Project Summary/Abstract The primary objective of the proposed project is to prepare surface supportive porous inorganic framework thin films that have superior properties for drug delivery. The second objective, which helps with the realization of the first one, is to identify and better understand the chemical and structural features that have the greatest impact on the drug loading and releasing conditions. To accomplish these objectives, the PI proposes to modify and identify suitable surface platforms (with specific chemical features) that can be used to attach selective iron-containing metal organic framework (Fe-MOF) thin films. These biodegradable Fe-MOFs are composed of Fe(III) clusters and various organic ligands as struts forming three-dimensional porous structures. The organic nodes can also serve as binding sites to crosslink with functionalized metal substrates. The drug loading/releasing with surface-supportive Fe-MOF thin films will be examined by spectroscopic and microscopic methods. We will also evaluate the toxicity and mechanical durability of these Fe- MOF coatings. The performance of these iron-containing inorganic frameworks as drug carriers will be studied in vitro using surface techniques.

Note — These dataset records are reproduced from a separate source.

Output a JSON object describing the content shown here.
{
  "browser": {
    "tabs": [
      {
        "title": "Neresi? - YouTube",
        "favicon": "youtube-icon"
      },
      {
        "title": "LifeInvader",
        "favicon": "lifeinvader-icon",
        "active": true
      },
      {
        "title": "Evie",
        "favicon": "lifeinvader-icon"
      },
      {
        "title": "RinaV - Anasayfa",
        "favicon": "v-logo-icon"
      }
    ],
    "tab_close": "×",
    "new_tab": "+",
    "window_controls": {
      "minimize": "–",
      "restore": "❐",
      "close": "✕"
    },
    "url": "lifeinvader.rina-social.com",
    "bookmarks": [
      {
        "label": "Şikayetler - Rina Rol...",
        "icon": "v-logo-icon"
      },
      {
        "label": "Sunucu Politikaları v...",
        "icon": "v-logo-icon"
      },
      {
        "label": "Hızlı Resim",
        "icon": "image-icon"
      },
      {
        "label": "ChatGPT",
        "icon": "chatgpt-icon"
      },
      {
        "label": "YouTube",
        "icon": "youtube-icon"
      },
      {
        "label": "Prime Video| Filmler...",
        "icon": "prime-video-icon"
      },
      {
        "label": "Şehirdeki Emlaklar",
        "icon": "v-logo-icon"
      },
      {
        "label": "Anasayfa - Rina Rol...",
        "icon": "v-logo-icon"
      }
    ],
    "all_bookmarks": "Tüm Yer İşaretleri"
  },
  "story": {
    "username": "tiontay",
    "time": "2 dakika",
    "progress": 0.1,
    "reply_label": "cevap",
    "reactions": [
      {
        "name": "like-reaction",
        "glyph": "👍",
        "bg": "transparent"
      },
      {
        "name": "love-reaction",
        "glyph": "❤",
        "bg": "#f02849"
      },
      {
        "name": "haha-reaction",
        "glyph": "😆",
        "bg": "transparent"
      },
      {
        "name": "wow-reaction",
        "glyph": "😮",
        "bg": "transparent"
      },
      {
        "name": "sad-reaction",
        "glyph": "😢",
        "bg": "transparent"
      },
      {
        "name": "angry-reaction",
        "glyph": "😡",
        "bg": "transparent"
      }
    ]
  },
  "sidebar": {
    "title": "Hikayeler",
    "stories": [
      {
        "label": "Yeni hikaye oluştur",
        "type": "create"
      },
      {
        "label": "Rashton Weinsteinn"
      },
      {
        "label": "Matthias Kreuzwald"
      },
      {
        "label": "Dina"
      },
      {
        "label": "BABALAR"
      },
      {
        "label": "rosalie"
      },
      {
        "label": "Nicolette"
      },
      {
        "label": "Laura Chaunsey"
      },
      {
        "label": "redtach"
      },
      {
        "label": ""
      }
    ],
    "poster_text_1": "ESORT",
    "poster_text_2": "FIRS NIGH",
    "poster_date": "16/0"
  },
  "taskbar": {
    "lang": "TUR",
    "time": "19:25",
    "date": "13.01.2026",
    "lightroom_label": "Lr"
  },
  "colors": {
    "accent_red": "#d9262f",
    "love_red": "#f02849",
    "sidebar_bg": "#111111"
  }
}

The knowledge acquired from these initial studies will be beneficial for the future in vivo studies of applying these Fe-MOF thin films as potential drug-eluting stent coatings. In addition, the project aims to enhance the scientific understanding of surface and interface interactions between porous hybrid materials and assorted therapeutic agents. These results will lead to new insights and guide the material design for future drug- eluting stents. The proposed research activities will provide excellent health-related research- education opportunities for students in a minority serving institution like ours, which will bring a significant positive impact to our community.

项目总结/摘要 本项目的主要目标是制备表面支撑型多孔无机材料， 骨架薄膜，其具有用于药物递送的上级性质。第二个目标， 有助于实现第一个，是识别和更好地了解化学品， 对药物负载和释放条件具有最大影响的结构特征。到 为了实现这些目标，PI建议修改和确定合适的水面平台 (with特定的化学特征），其可用于将选择性的含铁金属有机化合物 框架（Fe-MOF）薄膜。这些可生物降解的Fe-MOFs由Fe（III）簇组成 和各种有机配体作为形成三维多孔结构的支柱。有机 节点也可用作与官能化金属基底交联的结合位点。药物 负载/释放与表面支持Fe-MOF薄膜将检查光谱 和显微镜方法。我们还将评估这些铁的毒性和机械耐久性- MOF涂层。这些含铁无机骨架作为药物载体的性能 将使用表面技术在体外进行研究。从这些初步研究中获得的知识 将有利于未来在体内应用这些Fe-MOF薄膜作为潜在的研究 药物洗脱支架涂层。此外，该项目旨在提高对以下问题的科学认识： 多孔杂化材料与各种治疗药物之间的表面和界面相互作用 剂.这些结果将导致新的见解，并指导未来药物的材料设计， 洗脱支架。拟议的研究活动将提供出色的健康相关研究- 为像我们这样的少数民族服务机构的学生提供教育机会，这将带来 对我们的社区产生了积极的影响。